葬儀はしないで火葬だけの予定でした。本人の生前の希望通りお寺さんには連絡しました。火葬式では来られた住職のお経がとても長くて、住職によるとはしょらず葬儀と同等のフルサイズのお経をあげたとのことでした。

待合で飲んだお茶は、やけどしそうなほど熱くて、紙コップを持つ手を思わず離しそうになりました。ぐっと我慢してもっていたのですが、後になって見てみると指先が赤くなっていました。そんなに美味しいお茶では無かったけれどたて続けに2杯飲みました。

骨壷とともに駐車場まで歩いていくと、前庭には水たまりができていて、思わず空を見上げると青空が広がっていました。気がつかなかったのだけど、骨上げを待つ間に雨がふったらしい。

ある時あなたは、駅前の魚屋で白いゴムのエプロンを着けて包丁を握っていましたね。夫が漁師だっただけになかなか様になっていました。接客もしゃべりもうまく、常連のお客がついていました。

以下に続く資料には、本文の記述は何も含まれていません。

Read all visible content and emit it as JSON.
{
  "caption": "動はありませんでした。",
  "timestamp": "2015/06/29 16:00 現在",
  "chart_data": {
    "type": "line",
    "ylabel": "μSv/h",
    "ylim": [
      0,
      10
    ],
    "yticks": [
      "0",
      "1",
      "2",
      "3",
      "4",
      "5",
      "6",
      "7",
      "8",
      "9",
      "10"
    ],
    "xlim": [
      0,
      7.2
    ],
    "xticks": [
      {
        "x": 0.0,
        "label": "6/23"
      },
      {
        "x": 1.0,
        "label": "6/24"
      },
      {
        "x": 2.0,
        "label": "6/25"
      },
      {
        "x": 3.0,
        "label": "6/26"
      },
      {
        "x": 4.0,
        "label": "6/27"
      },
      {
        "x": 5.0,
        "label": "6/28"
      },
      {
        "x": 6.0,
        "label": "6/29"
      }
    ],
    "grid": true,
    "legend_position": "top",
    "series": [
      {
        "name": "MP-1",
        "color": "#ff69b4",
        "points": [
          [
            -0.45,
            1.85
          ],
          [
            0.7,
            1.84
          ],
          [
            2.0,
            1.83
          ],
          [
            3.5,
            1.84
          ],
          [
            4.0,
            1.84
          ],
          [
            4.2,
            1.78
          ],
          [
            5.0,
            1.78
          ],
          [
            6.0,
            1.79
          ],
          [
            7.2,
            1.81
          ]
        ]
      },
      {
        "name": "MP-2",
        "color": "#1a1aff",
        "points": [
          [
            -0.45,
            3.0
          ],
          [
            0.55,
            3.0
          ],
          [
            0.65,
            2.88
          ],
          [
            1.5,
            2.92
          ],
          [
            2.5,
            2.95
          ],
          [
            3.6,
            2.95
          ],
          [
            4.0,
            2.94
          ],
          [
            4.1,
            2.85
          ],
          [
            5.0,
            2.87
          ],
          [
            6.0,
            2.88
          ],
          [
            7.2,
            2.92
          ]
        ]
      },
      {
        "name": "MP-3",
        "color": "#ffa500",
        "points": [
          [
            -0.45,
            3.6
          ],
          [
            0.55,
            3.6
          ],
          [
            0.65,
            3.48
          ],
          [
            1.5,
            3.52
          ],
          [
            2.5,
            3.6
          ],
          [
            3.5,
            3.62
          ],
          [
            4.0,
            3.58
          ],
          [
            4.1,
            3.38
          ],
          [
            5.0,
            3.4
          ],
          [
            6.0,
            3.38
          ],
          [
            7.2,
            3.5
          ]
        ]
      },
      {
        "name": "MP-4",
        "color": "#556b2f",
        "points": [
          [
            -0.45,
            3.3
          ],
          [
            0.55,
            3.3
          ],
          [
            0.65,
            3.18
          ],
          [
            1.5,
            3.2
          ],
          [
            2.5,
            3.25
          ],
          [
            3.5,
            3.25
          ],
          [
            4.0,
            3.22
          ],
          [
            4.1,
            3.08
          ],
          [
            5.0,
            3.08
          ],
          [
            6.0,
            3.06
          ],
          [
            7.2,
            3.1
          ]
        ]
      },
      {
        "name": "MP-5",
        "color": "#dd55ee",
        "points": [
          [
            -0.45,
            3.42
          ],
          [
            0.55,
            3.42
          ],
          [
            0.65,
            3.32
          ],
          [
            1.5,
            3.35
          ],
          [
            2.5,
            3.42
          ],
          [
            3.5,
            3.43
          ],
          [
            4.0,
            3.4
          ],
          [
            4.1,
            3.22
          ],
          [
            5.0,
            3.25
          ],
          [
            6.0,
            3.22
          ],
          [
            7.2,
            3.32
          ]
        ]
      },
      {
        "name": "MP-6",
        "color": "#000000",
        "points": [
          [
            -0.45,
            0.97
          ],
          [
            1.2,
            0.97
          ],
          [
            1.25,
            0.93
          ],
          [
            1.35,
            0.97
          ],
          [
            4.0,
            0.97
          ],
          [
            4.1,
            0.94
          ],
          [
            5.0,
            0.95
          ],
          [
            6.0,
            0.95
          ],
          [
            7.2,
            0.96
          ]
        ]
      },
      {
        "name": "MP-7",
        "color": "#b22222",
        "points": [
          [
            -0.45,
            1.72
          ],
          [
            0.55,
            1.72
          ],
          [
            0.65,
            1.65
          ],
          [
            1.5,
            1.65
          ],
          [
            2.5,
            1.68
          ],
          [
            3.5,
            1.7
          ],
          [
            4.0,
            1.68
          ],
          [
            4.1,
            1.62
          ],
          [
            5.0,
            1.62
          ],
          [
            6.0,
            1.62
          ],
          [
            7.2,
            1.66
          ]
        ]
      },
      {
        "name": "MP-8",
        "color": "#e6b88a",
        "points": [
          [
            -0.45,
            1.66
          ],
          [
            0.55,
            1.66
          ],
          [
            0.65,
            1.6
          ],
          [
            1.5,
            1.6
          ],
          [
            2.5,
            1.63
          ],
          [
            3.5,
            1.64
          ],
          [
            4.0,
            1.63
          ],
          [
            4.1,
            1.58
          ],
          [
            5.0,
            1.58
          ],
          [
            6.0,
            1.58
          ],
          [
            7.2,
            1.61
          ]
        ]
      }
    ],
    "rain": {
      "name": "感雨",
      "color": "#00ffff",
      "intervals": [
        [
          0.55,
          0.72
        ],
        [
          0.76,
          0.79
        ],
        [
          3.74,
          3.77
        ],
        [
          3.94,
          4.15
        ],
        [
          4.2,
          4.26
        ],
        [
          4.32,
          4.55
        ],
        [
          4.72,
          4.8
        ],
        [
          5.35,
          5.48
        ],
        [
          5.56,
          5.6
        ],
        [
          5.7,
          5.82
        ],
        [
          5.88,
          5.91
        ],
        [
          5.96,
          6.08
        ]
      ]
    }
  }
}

ある時あなたは病院のベッドの上で「殺される!」と大声でわめいて暴れましたね。心にやましいことでもあったのか娘に殺されると思ったらしいです。その騒ぎで病院から追い出されそうになりましたね。看護師さんから聞いたところでは薬などによる妄想ではなく心底そう思っていたらしい。

ある時あなたは、お土産にと食べきれないほどのサザエをもたせてくれましたね。漁協の夫の漁師仲間から直接買ったもので、茹でて冷凍したけれど食べきれないほどの量でした。あまりに食べ続けたのでしばらくサザエは食べたくなくなりました。

あなたは私の事をあまり好きではなかったようですね。お互い様かもしれませんガサツであまり思いやりもなくあなたの事を私もあまり好きではありませんでした。見栄っ張りで、浪費家で、人あたりはよかったのだけど、嘘つきで娘には迷惑ばかりかけていましたね。

たった二人だけの見送りだったけどお寺の住職が言うには阿弥陀如来と一緒にいくので寂しくはないそうだ。

これまでのあなたの人生を思い出すと締めくくりとしては幸せだったんじゃないかな。娘である私の奥さんもこれまでの苦労がこういう形で終わってほっとしているような気がします。